Resulullah hüzünlüydü…
Mübarek başı öne eğikti.
Mezarın başına oturdu.
Ellerini açtı.
Ve üç defa ‘Yâ Rabbî! Kabir azabından sana sığınırım’ diye dua etti.”
? ? ?
Efendimiz, bir gün de Eshaba şöyle anlattılar:
“Mümin öleceği zaman Allahü teâlâ o kula; yanlarında kefen ve güzel koku bulunan ve yüzleri güneş gibi parlayan melekler gönderir.

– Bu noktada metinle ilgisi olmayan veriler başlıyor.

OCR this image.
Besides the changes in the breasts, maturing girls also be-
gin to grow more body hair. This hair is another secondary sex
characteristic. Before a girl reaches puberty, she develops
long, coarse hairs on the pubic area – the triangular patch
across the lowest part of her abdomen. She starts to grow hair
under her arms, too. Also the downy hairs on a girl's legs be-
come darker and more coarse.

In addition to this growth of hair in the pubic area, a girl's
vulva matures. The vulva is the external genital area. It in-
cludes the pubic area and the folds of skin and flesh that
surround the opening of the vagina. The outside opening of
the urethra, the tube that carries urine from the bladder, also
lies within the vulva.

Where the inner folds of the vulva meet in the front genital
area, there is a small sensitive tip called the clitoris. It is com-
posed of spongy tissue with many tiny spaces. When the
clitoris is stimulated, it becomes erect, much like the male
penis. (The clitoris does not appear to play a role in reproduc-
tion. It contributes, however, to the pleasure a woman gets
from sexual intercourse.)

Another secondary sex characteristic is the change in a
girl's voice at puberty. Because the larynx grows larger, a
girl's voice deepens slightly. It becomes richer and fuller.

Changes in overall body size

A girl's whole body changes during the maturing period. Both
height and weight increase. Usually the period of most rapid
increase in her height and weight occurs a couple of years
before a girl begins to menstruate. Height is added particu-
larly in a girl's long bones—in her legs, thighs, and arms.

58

Onlar bu müminin ölümünü beklerler. Ruhunu teslim edince gökteki bütün melekler onun için istiğfar ederler.
Affını dilerler.
Ve dua edip;
‘Yâ Rabbî! Bu kulun bütün günahlarını affet’ derler.
Allah’a yalvarırlar…
Gök kapıları onun için açılır.
Melekler, o mümini çağırıp ‘Benden geç!’ derler.
Ona iltifat ederler.
Ruhu Allahü teâlânın huzuruna çıktığı zaman melekler ‘Yâ Rabbî! Bu, filan kulun ruhudur’ derler.
Allahü teâlâ;
‘Onu geri çevirin ve onun için hazırladığım mükâfat ve ihsanları kendisine gösterin!’ buyurur.
Ruh da kabrine döner.
Oradaki cemaati görür.
Ve ayak seslerini duyar.”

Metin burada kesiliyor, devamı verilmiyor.